Лидия Корнеевна — одна из немногих, кто удерживал слабых от компромисса с произволом. Не позволяя никому забыть вещую толстовскую истину: нравственность человека видна в его отношении к слову. Подлецы от этого, конечно, не переставали быть самими собой. Они таились. Не решались порой и голову поднять. Честные ощущали себя крепче, такое время пришло — десятилетие Солженицына. Оно наполняло прозу писателей особой силой. Повысило меру честности.
Писатели убедились воочию; государство иначе относится к тем, кто его не боится. Власть паразитирует на страхе. Живет людской трусостью.
«Они боятся только этого!» — воскликнул как-то Солженицын и показал свой увесистый кулак.
Сильнее зазвучал и голос Лидии Корнеевны. Честные ощущули себя крепче.
7. Мир современной русской фантастики и — трагический натурализм
Взлет и крушение фантастики — одна из самых неожиданных гримас Эзопа в подцензурной литературе.

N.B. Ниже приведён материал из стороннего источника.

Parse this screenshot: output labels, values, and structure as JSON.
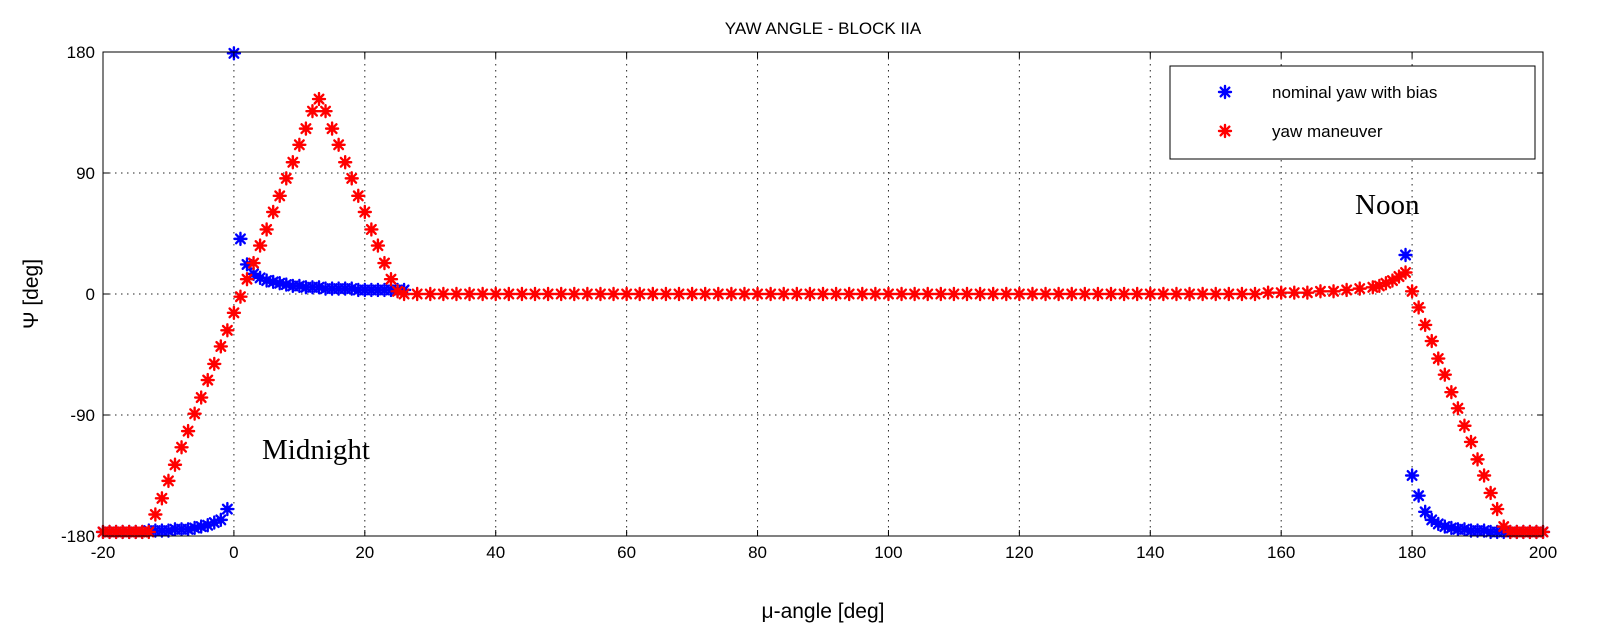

…Реалистическую прозу отбросили от печатного станка. И вся она, от Солженицына до Бека, от Лидии Чуковской до новых имен, оказалась на Западе.
И тогда она обернулась фантастикой.
Литературу сопротивления в новом обличье распознали не сразу: к фантастике привыкли относиться как к «чтиву». Она годами выдавала тунгусский метеорит за корабль иных планет, уводила на Венеру. И — прекрасно.
В 1964 году «Литературная газета» написала, что фантастика в СССР — Золушка. Власть была не прочь открыть фантастике зеленую улицу. Отвлечь читателя от солженицынских тем.
Карателей подвело невежество. Фантасты не скрывали своих намерений.